An essential first step before renting your property is evaluating how much you can charge for rent. Start with some market research of your area.

  • What other rentals are near you?
  • Are they similar to your property?
  • Will those rental prices cover your costs and provide an appropriate income?

When you look at comparable rentals, take location into account as it will be a huge factor. Properties closer to downtown areas or hubs of activity tend to support higher rent than rural communities. Consider community amenities such as pools, dog parks, or playgrounds as these will appeal to tenants and contribute to property value. Doing the research on the rental market in your area is a fundamental first step, as rent that is too high will drive away tenants. Lack of interest will create gaps in tenancy – your expenses will not have rental income to offset them. On the other hand, rent that is too low may attract tenants, but might not cover your expenses.

  1. Know the tax implications.

Any income you receive from a rental property is considered taxable income. This extends beyond only the monthly rent you receive. It includes, among other things, advance payments from tenants, fees you have charged, and any withheld security deposit upon the lease’s conclusion. You must declare the correct earnings to the IRS. Understanding how this may impact your profit margin is one more aspect of determining if the market rent in your area will cover your expenses.

There are certain rental expenses that can be claimed during the course of the tax year. Available deductions include but are not limited to rental mortgage interest, rental repairs provided by professionals other than yourself, and the costs associated with paying a property manager to oversee your rental property. Sitting down with a tax accountant and going through all tax implications involved with owning a rental property will help you manage costs in the long run.

  1. Research the laws in your region.

Specific requirements of a landlord are highly dependent upon your region and federal, state, and local laws. It is critical that you gain an in-depth knowledge of legal expectations. Spend time researching exactly what you must provide to your tenants.

  • Do I have to get a city rental inspection?
  • Do I need a rental license?
  • What must the dwelling have before you can rent it out? For example, is a functioning heating and cooling system required?
  • How long do you have to make requested repairs?
  • What are you allowed to deduct from the security deposit at the end of the lease?
  • How long do you have to return the security deposit at the end of the lease?

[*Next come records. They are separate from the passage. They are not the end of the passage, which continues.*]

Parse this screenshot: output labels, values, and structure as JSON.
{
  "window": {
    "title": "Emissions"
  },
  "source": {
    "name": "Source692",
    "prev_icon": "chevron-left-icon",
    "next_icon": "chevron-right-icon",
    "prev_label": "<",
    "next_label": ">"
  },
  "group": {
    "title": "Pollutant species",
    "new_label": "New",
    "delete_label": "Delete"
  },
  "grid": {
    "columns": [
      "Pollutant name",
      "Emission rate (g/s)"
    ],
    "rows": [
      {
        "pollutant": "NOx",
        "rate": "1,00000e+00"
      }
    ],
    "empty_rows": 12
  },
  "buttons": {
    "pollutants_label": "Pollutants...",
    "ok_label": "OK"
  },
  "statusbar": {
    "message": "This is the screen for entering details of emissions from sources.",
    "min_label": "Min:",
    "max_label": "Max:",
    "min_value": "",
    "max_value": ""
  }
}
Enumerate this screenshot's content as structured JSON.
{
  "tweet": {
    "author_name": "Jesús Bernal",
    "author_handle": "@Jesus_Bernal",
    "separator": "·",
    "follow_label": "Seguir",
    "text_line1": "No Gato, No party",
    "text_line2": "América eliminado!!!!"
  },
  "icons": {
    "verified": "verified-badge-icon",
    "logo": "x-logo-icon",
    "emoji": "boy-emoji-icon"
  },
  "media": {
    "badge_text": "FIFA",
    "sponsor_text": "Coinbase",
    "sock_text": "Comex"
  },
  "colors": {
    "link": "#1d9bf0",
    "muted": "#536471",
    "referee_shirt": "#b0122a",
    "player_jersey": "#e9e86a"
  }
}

These are just some of the numerous legal questions you should know. Reviewing and understanding your region’s expectations protects you from surprises and misunderstandings.

  1. Find the right help.

Navigating all the moving parts associated with being a landlord can be overwhelming, and many landlords choose to seek help in at least a few areas. There are individual services available that can tackle finding and screening applications, collecting rent from tenants, or cleaning once the lease ends. Organizing multiple separate companies, however, is a formidable task. Experienced property management companies should have a streamlined system in place that eases the pressure of managing all that comes with being a successful landlord. No matter how or where you choose to get help, always weigh the costs of the service against the benefits.

In Conclusion

Digging into these aspects of renting a property may feel like overkill, especially if you haven’t invested in a property yet. Nevertheless, equipping yourself with an extensive knowledge of the rules and expectations will ultimately ensure a smooth process for all involved, and protect you from any setbacks that you wouldn’t have otherwise seen coming.